O embargo fôra estabelecido a fim de pressionar o general Raoul Cédras a apear do poder e nele restaurar o presidente Aristide, mas fracassou neste objetivo e em nada alterou a posição da oligarquia haitiana.
Esta, mancomunada como sempre com um grupo de militares corruptos, manteve tranquilamente o seu habitual consumo suntuário, insensível à miséria circundante, graças ao contrabando através da fronteira dominiciana.
Assim, Aristide, ex-salesiano expulso da Ordem e que nada tem de democrata, é identificado pelo proletariado urbano de Port-au-Prince com a preservação do embargo, cujos corolários econômico-sociais são a causa imediata da trágica evasão dos "boat people".
Tem o Brasil qualquer papel a desempenhar ante este quadro? O governo tem-se havido com firmeza e comedimento nos foros internacionais em que vem sendo discutida a crise do Haiti, assim como no diálogo com os Estados Unidos.
É possível que à OEA esteja reservado um papel de maior destaque que o que até agora teve na condução do "affaire" haitiano.

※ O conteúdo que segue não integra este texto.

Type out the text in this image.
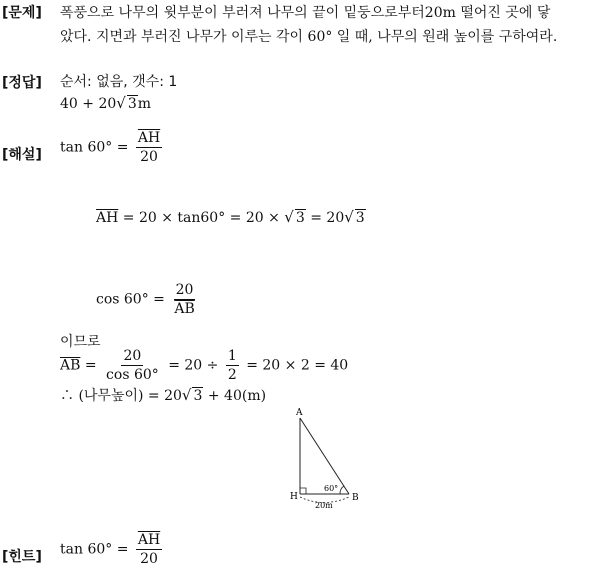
[문제] 폭풍으로 나무의 윗부분이 부러져 나무의 끝이 밑둥으로부터20m 떨어진 곳에 닿
았다. 지면과 부러진 나무가 이루는 각이 60° 일 때, 나무의 원래 높이를 구하여라.
[정답] 순서: 없음, 갯수: 1
40 + 20√ 3m
[해설] $\tan 60^\circ = \frac{\overline{AH}}{20}$
$\overline{AH} = 20 \times \tan 60^\circ = 20$ × √ 3 = 20√ 3
$\cos 60^\circ = \frac{20}{AB}$
이므로
$\overline{AB} = \frac{20}{\cos 60^\circ} = 20 \div \frac{1}{2} = 20 \times 2 = 40$
∴ (나무높이) = 20√ 3 + 40(m)
A
H	B
60°
20m
[힌트] $\tan 60^\circ = \frac{\overline{AH}}{20}$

Ainda que as Nações Unidas não se tenham até agora distinguido neste contexto, o esforço da comunidade internacional em prol do Haiti deveria colocar-se sob o seu patrocínio e deveria orientar-se no sentido de uma tutela multilateral efetiva, política assim como econômica, guardadas as aparências mas sob total controle externo.

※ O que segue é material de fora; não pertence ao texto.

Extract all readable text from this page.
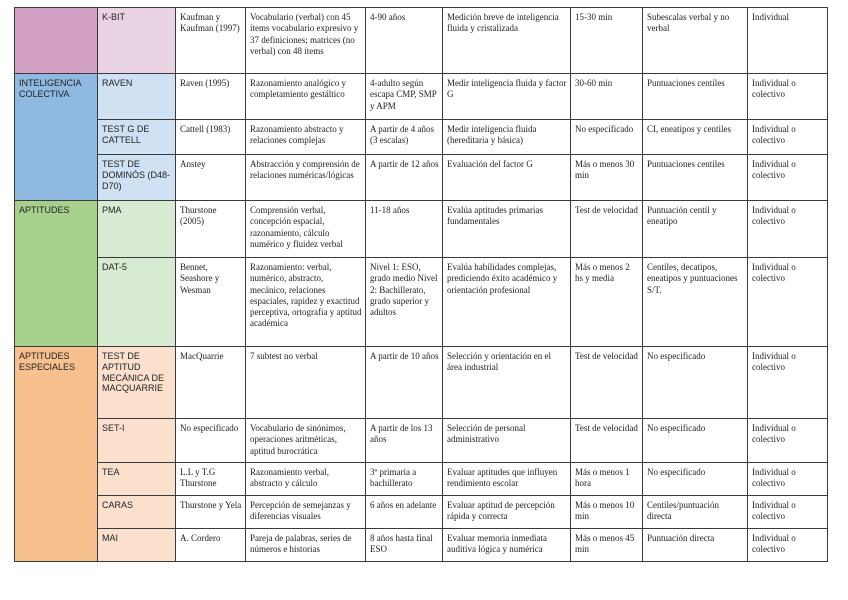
	K-BIT	Kaufman y Kaufman (1997)	Vocabulario (verbal) con 45 ítems vocabulario expresivo y 37 definiciones; matrices (no verbal) con 48 ítems	4-90 años	Medición breve de inteligencia fluida y cristalizada	15-30 min	Subescalas verbal y no verbal	Individual
INTELIGENCIA COLECTIVA	RAVEN	Raven (1995)	Razonamiento analógico y completamiento gestáltico	4-adulto según escapa CMP, SMP y APM	Medir inteligencia fluida y factor G	30-60 min	Puntuaciones centiles	Individual o colectivo
	TEST G DE CATTELL	Cattell (1983)	Razonamiento abstracto y relaciones complejas	A partir de 4 años (3 escalas)	Medir inteligencia fluida (hereditaria y básica)	No especificado	CI, eneatipos y centiles	Individual o colectivo
	TEST DE DOMINÓS (D48-D70)	Anstey	Abstracción y comprensión de relaciones numéricas/lógicas	A partir de 12 años	Evaluación del factor G	Más o menos 30 min	Puntuaciones centiles	Individual o colectivo
APTITUDES	PMA	Thurstone (2005)	Comprensión verbal, concepción espacial, razonamiento, cálculo numérico y fluidez verbal	11-18 años	Evalúa aptitudes primarias fundamentales	Test de velocidad	Puntuación centil y eneatipo	Individual o colectivo
	DAT-5	Bennet, Seashore y Wesman	Razonamiento: verbal, numérico, abstracto, mecánico, relaciones espaciales, rapidez y exactitud perceptiva, ortografía y aptitud académica	Nivel 1: ESO, grado medio Nivel 2: Bachillerato, grado superior y adultos	Evalúa habilidades complejas, prediciendo éxito académico y orientación profesional	Más o menos 2 hs y media	Centiles, decatipos, eneatipos y puntuaciones S/T.	Individual o colectivo
APTITUDES ESPECIALES	TEST DE APTITUD MECÁNICA DE MACQUARRIE	MacQuarrie	7 subtest no verbal	A partir de 10 años	Selección y orientación en el área industrial	Test de velocidad	No especificado	Individual o colectivo
	SET-I	No especificado	Vocabulario de sinónimos, operaciones aritméticas, aptitud burocrática	A partir de los 13 años	Selección de personal administrativo	Test de velocidad	No especificado	Individual o colectivo
	TEA	L.L y T.G Thurstone	Razonamiento verbal, abstracto y cálculo	3º primaria a bachillerato	Evaluar aptitudes que influyen rendimiento escolar	Más o menos 1 hora	No especificado	Individual o colectivo
	CARAS	Thurstone y Yela	Percepción de semejanzas y diferencias visuales	6 años en adelante	Evaluar aptitud de percepción rápida y correcta	Más o menos 10 min	Centiles/puntuación directa	Individual o colectivo
	MAI	A. Cordero	Pareja de palabras, series de números e historias	8 años hasta final ESO	Evaluar memoria inmediata auditiva lógica y numérica	Más o menos 45 min	Puntuación directa	Individual o colectivo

Sob o prisma da estratégia de desenvolvimento sustentável a adotar-se para o Haiti, é óbvio que tanto o BID como o Banco Mundial estariam melhor qualificados que a ONU para gerir o processo, mas no caso haitiano a componente política é tão importante e sensível que melhor seria confiá-la a um organismo também político, desde que a missão específica fosse dirigida por um especialista de alto nível, com livre trânsito tanto no próprio Haiti como entre os países e os organismos doadores (por exemplo a União Européia) da maciça ajuda internacional que se requer.

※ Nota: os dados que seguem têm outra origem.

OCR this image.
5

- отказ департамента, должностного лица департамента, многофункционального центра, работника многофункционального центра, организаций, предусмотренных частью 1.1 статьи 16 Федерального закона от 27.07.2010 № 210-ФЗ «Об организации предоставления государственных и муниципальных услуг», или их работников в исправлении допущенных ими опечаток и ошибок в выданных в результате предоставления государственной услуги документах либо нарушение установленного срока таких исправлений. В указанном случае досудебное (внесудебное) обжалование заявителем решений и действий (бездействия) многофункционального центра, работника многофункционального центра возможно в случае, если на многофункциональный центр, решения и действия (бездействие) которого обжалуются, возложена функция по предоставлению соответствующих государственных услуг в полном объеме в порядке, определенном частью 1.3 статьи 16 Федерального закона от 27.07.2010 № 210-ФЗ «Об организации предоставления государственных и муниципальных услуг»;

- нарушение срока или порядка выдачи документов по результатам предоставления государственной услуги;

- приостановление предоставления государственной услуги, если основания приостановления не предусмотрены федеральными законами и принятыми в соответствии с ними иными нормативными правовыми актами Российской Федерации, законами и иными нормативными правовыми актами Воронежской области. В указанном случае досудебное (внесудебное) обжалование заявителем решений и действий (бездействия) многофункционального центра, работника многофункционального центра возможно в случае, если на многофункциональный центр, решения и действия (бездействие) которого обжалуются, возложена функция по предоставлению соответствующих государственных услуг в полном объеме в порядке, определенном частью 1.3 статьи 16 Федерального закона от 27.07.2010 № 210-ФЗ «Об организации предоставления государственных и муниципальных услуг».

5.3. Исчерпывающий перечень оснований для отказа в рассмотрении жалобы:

O Brasil dispõe de enorme receptividade no Haiti. Existem entre os dois povos afinidades subjacentes e é grande a admiração dos haitianos pelo nosso país.
Caberia a este elevar o seu perfil na solução da crise haitiana, em forma proativa, sob o aspecto do desenvolvimento. Temos aqui um considerável acervo de experiências em matéria de desenvolvimento com preservação ambiental e o Brasil poderia disputar a liderança, tanto diplomática como técnica, do processo de redenção econômica do país.
Em 1965 o Brasil, então sob governo militar, enviou uma força armada à República Dominicana. Seria interessante e muito mais consentâneo com a nossa índole nacional se, decorridos 30 anos, o Brasil pudesse, do outro lado da ilha, coordenar o esforço da comunidade internacional para restaurar a dignidade nacional do Haiti e promover, enfim, o bem-estar do seu povo.